Here’s some examples of photo alignment. The first one I did was ok. But the spacing on the photos wasn’t even and the top and bottom weren’t working together. Once I lined them up exactly, and then using BIG contrast for the title (REALLY big), the layout worked better!

alighPlayground

Ok . . . some other examples . . . (and, please, I’m NOT picking on you if I use it as a don’t-do-this example! LOL) MommyPanda had this one for her first round entry in the NKOTB contest. It’s a cute layout with lots of fun details. But those details are scattered all over the page. It’s hard for us to see them all as we are concentrating on trying to find them first! An alignment for the title and the photos would help us see the whole picture. Like . . . lining up those important people along the bottom . . . title on top. They don’t have to be in a straight line but all together so we can see what’s important.

Then look at this one by her. There’s some great alignment here . . . from the elements at the top, to the columns of journaling. It’s easy to look at and see what we should be reading.

Here’s a good example by Ann (the3chickens) of a layout FILLED with elements and nothing seems to be aligned. But it works . . . why? Because it DOES have an alignment along the bottom. She has everything aligned along the ribbon stretched across the bottom. It’s not lined up . . . but centered and weighted along one line. That is an alignment that gives this layout, filled with layers, a line that makes us feel centered.

Ok, Nancy’s first Bootcamp layout. (picking on a bootcamp entry so that’s a bit unfair but she did say I could!) Can you see how NOT having the photos aligned or the same size . . . no stability to it, doesn’t show off her cute grandkids as well as it could??

Then see this one she did for another challenge. The angles are aligned with the journaling strips and the photo give this a very strong line!

Cindy's (lovedigiscrapin) layout. Fantastic alignment. In fact, I still remember the first layout I saw from her . . . her style is a great one for studying alignment.

Next, is a layout by nancyr. (and I’m picking on her very first layout so that’s not really fair!) Well, this layout has great tilt for contrast and nice colors for contrast . . . but here’s where we can combine the concepts of contrast AND alignment. If you have different size photos and lots of colors then it becomes EXTRA important to align things cleanly or understandably. If these photos were all the same size, and matted the same, then you can throw some great tilt in there. But when you have different sizes and colors, then alignment becomes more important.

Let’s see how far she’s come . . . check out this one she did for DSU290 . . . lots of colors, different size photos . . . but FANTASTIC alignment so it pulls it all together.

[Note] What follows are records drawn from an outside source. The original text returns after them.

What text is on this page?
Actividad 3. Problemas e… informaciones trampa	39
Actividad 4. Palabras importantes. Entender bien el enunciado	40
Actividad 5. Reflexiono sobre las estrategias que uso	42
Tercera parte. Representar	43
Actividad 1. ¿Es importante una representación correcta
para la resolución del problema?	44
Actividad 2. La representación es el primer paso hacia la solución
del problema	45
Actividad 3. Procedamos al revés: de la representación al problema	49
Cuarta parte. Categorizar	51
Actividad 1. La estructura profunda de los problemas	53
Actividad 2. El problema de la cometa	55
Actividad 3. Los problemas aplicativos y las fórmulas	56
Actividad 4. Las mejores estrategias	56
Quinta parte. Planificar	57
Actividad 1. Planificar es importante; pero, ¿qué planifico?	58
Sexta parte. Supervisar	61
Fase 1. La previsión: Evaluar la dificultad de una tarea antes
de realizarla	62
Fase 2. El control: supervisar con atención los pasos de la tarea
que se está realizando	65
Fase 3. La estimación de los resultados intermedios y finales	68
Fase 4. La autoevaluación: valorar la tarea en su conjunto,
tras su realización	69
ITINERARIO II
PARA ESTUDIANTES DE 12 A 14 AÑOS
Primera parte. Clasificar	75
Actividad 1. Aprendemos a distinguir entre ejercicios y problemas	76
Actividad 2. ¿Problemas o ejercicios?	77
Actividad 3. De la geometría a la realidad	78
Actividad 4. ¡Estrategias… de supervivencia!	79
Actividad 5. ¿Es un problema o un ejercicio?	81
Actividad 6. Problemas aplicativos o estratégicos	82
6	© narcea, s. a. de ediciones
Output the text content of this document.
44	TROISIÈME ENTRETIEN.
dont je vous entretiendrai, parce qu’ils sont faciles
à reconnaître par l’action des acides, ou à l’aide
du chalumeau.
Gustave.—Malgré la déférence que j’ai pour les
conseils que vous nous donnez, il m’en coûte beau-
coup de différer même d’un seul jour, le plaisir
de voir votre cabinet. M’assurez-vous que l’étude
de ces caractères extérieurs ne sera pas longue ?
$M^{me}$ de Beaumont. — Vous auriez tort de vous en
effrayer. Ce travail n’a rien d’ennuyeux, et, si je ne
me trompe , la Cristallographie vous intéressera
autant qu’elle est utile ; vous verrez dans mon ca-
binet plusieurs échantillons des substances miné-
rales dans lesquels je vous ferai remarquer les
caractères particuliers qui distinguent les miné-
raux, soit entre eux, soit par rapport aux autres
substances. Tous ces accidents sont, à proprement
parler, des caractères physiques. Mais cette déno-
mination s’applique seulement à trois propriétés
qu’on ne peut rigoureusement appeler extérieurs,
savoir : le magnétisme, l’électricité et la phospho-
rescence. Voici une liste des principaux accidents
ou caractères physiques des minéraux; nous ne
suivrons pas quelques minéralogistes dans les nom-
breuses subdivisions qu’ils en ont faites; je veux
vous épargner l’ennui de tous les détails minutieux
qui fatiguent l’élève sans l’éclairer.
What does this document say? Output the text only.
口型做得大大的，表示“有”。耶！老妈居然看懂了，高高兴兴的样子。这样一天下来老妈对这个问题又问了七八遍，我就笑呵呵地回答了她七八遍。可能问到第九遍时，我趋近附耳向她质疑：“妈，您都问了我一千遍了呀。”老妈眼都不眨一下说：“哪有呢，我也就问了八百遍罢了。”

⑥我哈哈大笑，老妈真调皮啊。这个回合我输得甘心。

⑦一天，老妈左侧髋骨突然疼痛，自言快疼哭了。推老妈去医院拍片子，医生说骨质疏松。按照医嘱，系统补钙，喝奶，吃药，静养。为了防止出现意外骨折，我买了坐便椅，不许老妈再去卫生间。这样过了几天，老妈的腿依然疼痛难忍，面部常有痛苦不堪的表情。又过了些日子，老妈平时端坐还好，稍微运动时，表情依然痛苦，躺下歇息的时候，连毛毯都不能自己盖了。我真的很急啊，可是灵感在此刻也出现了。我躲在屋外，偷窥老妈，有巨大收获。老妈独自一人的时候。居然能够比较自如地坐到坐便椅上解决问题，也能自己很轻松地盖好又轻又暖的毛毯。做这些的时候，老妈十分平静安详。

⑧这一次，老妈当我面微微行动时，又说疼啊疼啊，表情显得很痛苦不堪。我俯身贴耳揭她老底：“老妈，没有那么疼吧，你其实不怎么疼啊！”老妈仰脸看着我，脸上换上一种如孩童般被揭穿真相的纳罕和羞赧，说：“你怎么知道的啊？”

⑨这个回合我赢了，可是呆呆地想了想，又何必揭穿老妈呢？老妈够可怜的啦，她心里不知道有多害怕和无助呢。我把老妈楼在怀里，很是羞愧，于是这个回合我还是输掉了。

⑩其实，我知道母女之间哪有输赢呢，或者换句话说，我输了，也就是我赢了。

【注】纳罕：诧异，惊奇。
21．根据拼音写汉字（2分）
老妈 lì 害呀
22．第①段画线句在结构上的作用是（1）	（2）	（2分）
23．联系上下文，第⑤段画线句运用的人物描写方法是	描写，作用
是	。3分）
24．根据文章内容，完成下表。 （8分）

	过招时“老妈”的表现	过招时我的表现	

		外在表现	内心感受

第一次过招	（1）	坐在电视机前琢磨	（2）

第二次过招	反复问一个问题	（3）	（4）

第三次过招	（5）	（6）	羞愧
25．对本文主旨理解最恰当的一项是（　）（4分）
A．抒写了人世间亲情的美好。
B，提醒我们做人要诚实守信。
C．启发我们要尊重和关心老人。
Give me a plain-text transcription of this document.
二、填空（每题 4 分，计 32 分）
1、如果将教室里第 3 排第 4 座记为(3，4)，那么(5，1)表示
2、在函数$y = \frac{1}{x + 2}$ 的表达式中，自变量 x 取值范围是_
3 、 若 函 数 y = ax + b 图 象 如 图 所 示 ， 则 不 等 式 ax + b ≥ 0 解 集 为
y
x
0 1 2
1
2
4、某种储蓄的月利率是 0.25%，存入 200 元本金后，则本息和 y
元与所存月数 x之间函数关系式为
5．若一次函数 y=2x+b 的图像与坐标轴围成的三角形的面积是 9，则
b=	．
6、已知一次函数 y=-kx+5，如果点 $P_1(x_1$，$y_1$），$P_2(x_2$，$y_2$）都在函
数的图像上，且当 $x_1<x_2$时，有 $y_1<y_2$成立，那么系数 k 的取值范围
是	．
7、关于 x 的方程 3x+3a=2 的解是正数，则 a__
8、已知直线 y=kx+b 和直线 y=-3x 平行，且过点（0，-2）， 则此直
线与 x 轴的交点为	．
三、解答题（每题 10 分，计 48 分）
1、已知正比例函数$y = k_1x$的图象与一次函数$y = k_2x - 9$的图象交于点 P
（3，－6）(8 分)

Here’s one of mine. Cute photo but nothing lines up . . . I tried but the text is all over the place. It makes it hard to see what I should be looking at.

alignRead
(elements by Tina Chambers, Meryl Bartho, and Lauren Bavin)

Here’s one of my favorite scrappers, Meg. What great lines in this. Each line ends and starts at the same point. But they have different shapes and elements. But the echo of the straight line gives the eye a great line.

SOO, alignment is important in fonts and in photo/element alignment. Your challenge is to think about these ideas and see what you can come up with! Or study your gallery. Find one that definitely does NOT follow the rules of alignment and re-do it! Just keep in mind that your eye is the most important one to please.

(and go to your library and check out "The Non-Designers Design Book" by Robin Williams . . . lots of great information there that translates to scrapping quite easily!)